The brilliant part of this is that at certain points you can find the machines that control the zombies, consisting of a sort of glowing helmet connected to a device with an antenna, and use them yourself. You may be working against the people doing this, at least to the extent that they’re trying to capture you and you’re trying to not be captured, but that doesn’t prevent you from using their tools to your advantage. There’s even a bit where you daisy-chain it by making a zombie put on a second helmet, effectively acting as a repeater to reach a zombie that’s out of your range. Through this, I kept thinking: This is about the player/character relationship. The boy controls the zombies in a similar way to how I control the boy. In a sense, the daisy-chaining of control was already happening.
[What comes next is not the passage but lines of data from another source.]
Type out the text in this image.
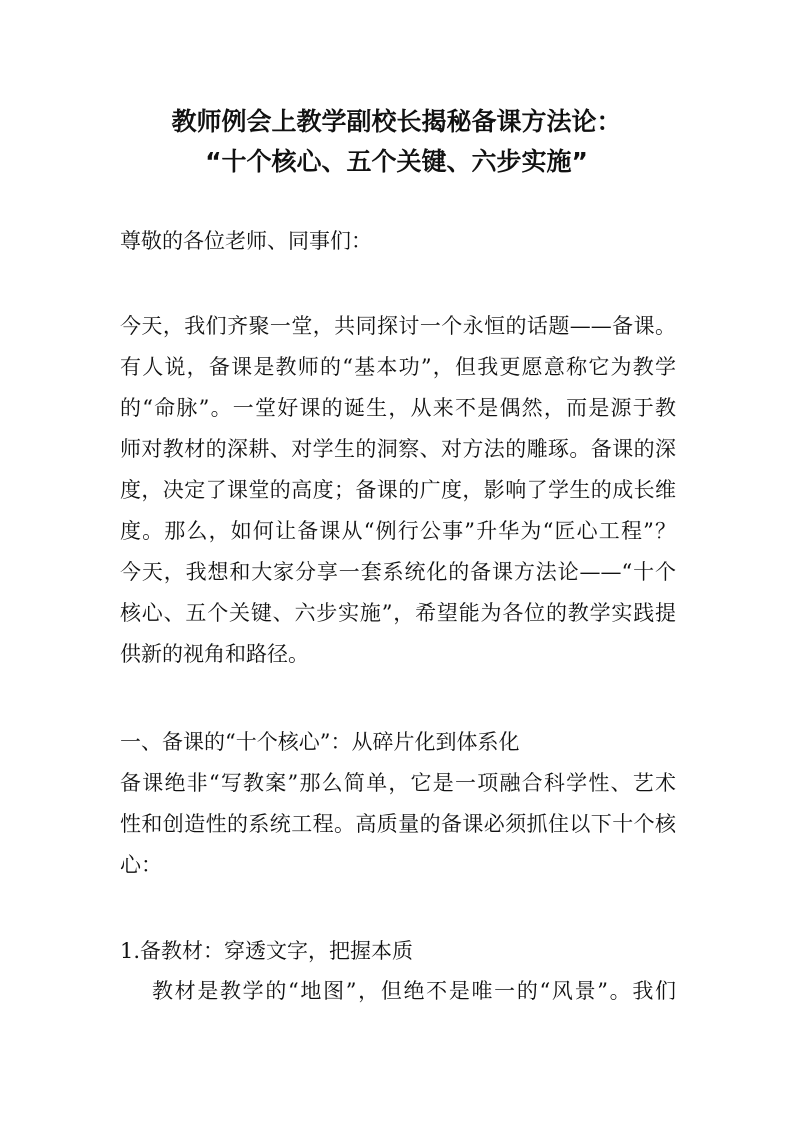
教师例会上教学副校长揭秘备课方法论：
“十个核心、五个关键、六步实施”
尊敬的各位老师、同事们：
今天，我们齐聚一堂，共同探讨一个永恒的话题——备课。
有人说，备课是教师的“基本功”，但我更愿意称它为教学
的“命脉”。一堂好课的诞生，从来不是偶然，而是源于教
师对教材的深耕、对学生的洞察、对方法的雕琢。备课的深
度，决定了课堂的高度；备课的广度，影响了学生的成长维
度。那么，如何让备课从“例行公事”升华为“匠心工程”？
今天，我想和大家分享一套系统化的备课方法论——“十个
核心、五个关键、六步实施”，希望能为各位的教学实践提
供新的视角和路径。
一、备课的“十个核心”：从碎片化到体系化
备课绝非“写教案”那么简单，它是一项融合科学性、艺术
性和创造性的系统工程。高质量的备课必须抓住以下十个核
心：
1.备教材：穿透文字，把握本质
教材是教学的“地图”，但绝不是唯一的“风景”。我们
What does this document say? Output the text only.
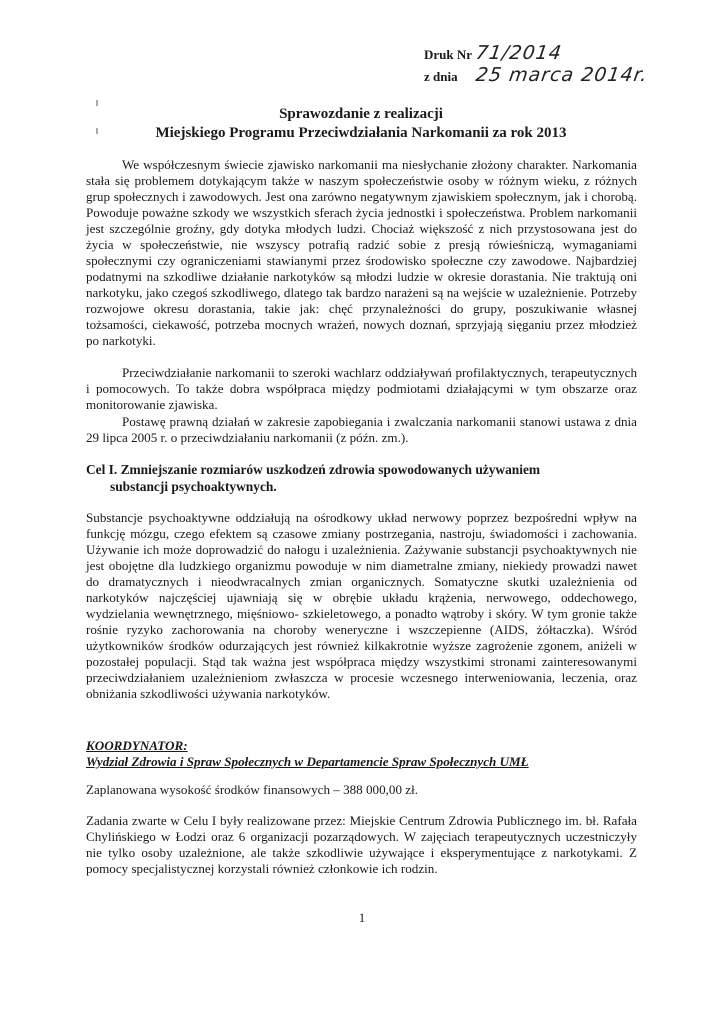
Druk Nr 71/2014
z dnia 25 marca 2014r.
Sprawozdanie z realizacji
Miejskiego Programu Przeciwdziałania Narkomanii za rok 2013

We współczesnym świecie zjawisko narkomanii ma niesłychanie złożony charakter. Narkomania stała się problemem dotykającym także w naszym społeczeństwie osoby w różnym wieku, z różnych grup społecznych i zawodowych. Jest ona zarówno negatywnym zjawiskiem społecznym, jak i chorobą. Powoduje poważne szkody we wszystkich sferach życia jednostki i społeczeństwa. Problem narkomanii jest szczególnie groźny, gdy dotyka młodych ludzi. Chociaż większość z nich przystosowana jest do życia w społeczeństwie, nie wszyscy potrafią radzić sobie z presją rówieśniczą, wymaganiami społecznymi czy ograniczeniami stawianymi przez środowisko społeczne czy zawodowe. Najbardziej podatnymi na szkodliwe działanie narkotyków są młodzi ludzie w okresie dorastania. Nie traktują oni narkotyku, jako czegoś szkodliwego, dlatego tak bardzo narażeni są na wejście w uzależnienie. Potrzeby rozwojowe okresu dorastania, takie jak: chęć przynależności do grupy, poszukiwanie własnej tożsamości, ciekawość, potrzeba mocnych wrażeń, nowych doznań, sprzyjają sięganiu przez młodzież po narkotyki.

Przeciwdziałanie narkomanii to szeroki wachlarz oddziaływań profilaktycznych, terapeutycznych i pomocowych. To także dobra współpraca między podmiotami działającymi w tym obszarze oraz monitorowanie zjawiska.

Postawę prawną działań w zakresie zapobiegania i zwalczania narkomanii stanowi ustawa z dnia 29 lipca 2005 r. o przeciwdziałaniu narkomanii (z późn. zm.).

Cel I. Zmniejszanie rozmiarów uszkodzeń zdrowia spowodowanych używaniem
substancji psychoaktywnych.

Substancje psychoaktywne oddziałują na ośrodkowy układ nerwowy poprzez bezpośredni wpływ na funkcję mózgu, czego efektem są czasowe zmiany postrzegania, nastroju, świadomości i zachowania. Używanie ich może doprowadzić do nałogu i uzależnienia. Zażywanie substancji psychoaktywnych nie jest obojętne dla ludzkiego organizmu powoduje w nim diametralne zmiany, niekiedy prowadzi nawet do dramatycznych i nieodwracalnych zmian organicznych. Somatyczne skutki uzależnienia od narkotyków najczęściej ujawniają się w obrębie układu krążenia, nerwowego, oddechowego, wydzielania wewnętrznego, mięśniowo- szkieletowego, a ponadto wątroby i skóry. W tym gronie także rośnie ryzyko zachorowania na choroby weneryczne i wszczepienne (AIDS, żółtaczka). Wśród użytkowników środków odurzających jest również kilkakrotnie wyższe zagrożenie zgonem, aniżeli w pozostałej populacji. Stąd tak ważna jest współpraca między wszystkimi stronami zainteresowanymi przeciwdziałaniem uzależnieniom zwłaszcza w procesie wczesnego interweniowania, leczenia, oraz obniżania szkodliwości używania narkotyków.

KOORDYNATOR:
Wydział Zdrowia i Spraw Społecznych w Departamencie Spraw Społecznych UMŁ

Zaplanowana wysokość środków finansowych – 388 000,00 zł.

Zadania zwarte w Celu I były realizowane przez: Miejskie Centrum Zdrowia Publicznego im. bł. Rafała Chylińskiego w Łodzi oraz 6 organizacji pozarządowych. W zajęciach terapeutycznych uczestniczyły nie tylko osoby uzależnione, ale także szkodliwie używające i eksperymentujące z narkotykami. Z pomocy specjalistycznej korzystali również członkowie ich rodzin.

1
Things keep getting more science-fictional as the story ramps up, with the appearance of large possibly-alien machines, but the full story of what’s going on never becomes completely clear. In a guarded complex, we see a roomful of zombies floating upside-down underwater, their heads hooked up to zombie-control helmets. Why? To strengthen a signal, maybe? Is the large spherical device at the heart of it all something that the technicians built, or something that they found and are studying? I do have a sense that, unlike in Limbo, the developers have definite answers in mind, and that I could possibly figure it out if I paid enough attention to details. But simply playing through the game is not enough to fully understand it. Maybe it really is chiefly about mood after all, with just an illusion of story to provoke that mood.

1 Comment so far

  1. namekuseijin on October 6th, 2016

    yet to play this, but I truly loved Limbo and the others mentioned. It is a platform genre of its own, those partnered after Prince of Persia.